I realize this may sound a bit ridiculous to you, but it begs the question, how much of our own writing do we own? This has been an incredibly tough concept for me to grapple with, and I figured maybe some of you would have some insight that would help.


  1. Sam--I have struggled with this idea, and continue to struggle with this idea, every time I write something. Not so much semantics, but more of the prescription idea. For some reason, I've always fought against the "correct" way to write something--quite often my grades suffer for it.

    When I don’t, they suffer worse…

    Last semester I took a literature class from one of the toughest Profs. that I ever had. She wasn't tough in the sense of how she taught--she was tough in the sense of what she desired your lit papers to look like. I'd

    Paper after paper, I got C's. I got C's because I was terrified to step outside of her "prescription" box. I wrote every paper, except the last one, with her expectations driving the way I wrote my papers. Her expectations even drove the way that I read the literature for the class. It was a nightmare--I needed a good grade. It became clear, when I went to write my last paper of the semester, that I had a solid C in the class. I became so angry about the entire semester. Truth is, I cannot write for someone else, and the fact that I had put so much time and energy into writing for her--only to get C's--really pissed me off.

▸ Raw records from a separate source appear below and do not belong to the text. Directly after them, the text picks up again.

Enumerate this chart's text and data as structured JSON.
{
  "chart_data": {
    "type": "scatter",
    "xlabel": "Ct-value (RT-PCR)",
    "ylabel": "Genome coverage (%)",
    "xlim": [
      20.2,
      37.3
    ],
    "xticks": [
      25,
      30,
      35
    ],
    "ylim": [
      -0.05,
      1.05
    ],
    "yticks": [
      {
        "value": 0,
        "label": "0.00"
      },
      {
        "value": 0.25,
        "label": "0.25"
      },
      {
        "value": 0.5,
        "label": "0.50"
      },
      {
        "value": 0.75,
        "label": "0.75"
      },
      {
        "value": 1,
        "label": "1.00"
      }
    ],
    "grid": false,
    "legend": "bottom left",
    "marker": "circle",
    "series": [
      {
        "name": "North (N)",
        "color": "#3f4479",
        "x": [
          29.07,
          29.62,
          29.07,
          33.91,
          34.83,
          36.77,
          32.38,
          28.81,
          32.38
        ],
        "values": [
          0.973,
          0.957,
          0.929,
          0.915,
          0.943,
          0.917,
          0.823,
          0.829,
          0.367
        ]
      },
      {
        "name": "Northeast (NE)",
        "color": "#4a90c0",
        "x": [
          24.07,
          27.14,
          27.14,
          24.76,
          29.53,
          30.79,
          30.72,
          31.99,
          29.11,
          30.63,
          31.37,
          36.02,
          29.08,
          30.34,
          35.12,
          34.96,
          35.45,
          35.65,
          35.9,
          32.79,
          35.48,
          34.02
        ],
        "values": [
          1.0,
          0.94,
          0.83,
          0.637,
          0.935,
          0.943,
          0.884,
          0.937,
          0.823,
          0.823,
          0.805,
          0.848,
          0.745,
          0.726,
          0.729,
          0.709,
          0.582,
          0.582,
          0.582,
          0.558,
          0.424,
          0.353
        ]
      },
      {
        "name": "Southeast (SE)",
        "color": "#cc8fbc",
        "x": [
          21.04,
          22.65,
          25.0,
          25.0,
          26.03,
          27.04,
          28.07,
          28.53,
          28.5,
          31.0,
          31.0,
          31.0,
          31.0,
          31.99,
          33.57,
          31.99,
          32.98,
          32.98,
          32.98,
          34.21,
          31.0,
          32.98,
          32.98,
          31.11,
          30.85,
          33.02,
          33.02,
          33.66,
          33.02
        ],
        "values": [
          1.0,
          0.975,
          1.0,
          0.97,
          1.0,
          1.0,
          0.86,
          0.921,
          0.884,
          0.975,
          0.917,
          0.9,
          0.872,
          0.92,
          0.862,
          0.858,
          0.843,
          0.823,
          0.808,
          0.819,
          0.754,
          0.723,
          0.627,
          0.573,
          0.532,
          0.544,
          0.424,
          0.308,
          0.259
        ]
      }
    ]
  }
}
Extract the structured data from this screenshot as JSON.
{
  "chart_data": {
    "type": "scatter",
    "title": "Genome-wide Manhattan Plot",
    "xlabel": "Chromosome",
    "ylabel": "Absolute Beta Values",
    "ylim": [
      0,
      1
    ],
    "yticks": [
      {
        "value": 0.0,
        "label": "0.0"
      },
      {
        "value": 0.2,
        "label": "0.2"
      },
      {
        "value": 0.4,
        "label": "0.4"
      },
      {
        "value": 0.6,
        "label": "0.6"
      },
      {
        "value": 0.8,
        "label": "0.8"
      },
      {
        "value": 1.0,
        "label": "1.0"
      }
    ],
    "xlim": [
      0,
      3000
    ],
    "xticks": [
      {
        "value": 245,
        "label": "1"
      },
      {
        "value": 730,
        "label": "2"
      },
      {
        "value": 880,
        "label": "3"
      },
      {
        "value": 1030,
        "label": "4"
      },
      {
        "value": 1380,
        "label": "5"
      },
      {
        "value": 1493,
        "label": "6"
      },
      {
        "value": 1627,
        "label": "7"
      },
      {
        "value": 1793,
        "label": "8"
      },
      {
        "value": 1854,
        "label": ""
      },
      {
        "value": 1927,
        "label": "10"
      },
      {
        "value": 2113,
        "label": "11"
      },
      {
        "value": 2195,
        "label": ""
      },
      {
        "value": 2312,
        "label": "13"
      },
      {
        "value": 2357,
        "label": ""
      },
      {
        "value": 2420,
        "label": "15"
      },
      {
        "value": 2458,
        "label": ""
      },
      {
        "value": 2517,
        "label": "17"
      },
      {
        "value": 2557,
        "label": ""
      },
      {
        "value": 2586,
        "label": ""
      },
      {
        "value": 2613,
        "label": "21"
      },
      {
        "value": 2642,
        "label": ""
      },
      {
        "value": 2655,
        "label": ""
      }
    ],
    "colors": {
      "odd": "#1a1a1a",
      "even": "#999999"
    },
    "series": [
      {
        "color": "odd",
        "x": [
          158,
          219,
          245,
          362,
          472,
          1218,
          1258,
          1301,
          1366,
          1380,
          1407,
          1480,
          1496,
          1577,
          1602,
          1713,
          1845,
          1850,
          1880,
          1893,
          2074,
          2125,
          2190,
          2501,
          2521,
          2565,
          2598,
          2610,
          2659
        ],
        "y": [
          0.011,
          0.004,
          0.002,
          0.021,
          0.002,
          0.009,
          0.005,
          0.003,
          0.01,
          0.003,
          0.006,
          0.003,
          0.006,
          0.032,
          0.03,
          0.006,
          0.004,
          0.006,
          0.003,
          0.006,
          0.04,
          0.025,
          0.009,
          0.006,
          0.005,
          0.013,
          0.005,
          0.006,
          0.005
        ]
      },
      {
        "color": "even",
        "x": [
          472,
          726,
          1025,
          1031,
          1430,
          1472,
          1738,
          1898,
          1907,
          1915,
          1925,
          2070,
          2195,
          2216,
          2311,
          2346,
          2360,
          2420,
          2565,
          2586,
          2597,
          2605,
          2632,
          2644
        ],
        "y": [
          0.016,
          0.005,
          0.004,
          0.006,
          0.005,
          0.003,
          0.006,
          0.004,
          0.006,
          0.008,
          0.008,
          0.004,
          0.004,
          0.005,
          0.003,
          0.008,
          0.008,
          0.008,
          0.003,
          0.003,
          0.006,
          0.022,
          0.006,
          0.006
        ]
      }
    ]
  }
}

    I wrote my last paper my way. The entire paper was my thoughts, written my way. I took the most obscure, odd, creative way into a poem. It was the first time that semester that I'd gotten excited about a paper. I had a page and a half of works cited (it wasn't supposed to be a research paper). Although I was terrified when I turned it in, I felt pretty good about myself.

    I got an A!

    I'd like to think that if I was to throw that paper into the mix of ideas, it would be a little brighter than the others--it'd be my own.

    I believe (we talked about this a bit in our workshop group) everyone has the potential to uncover something truly original; yet, many never discover it because they write for someone else, not themselves.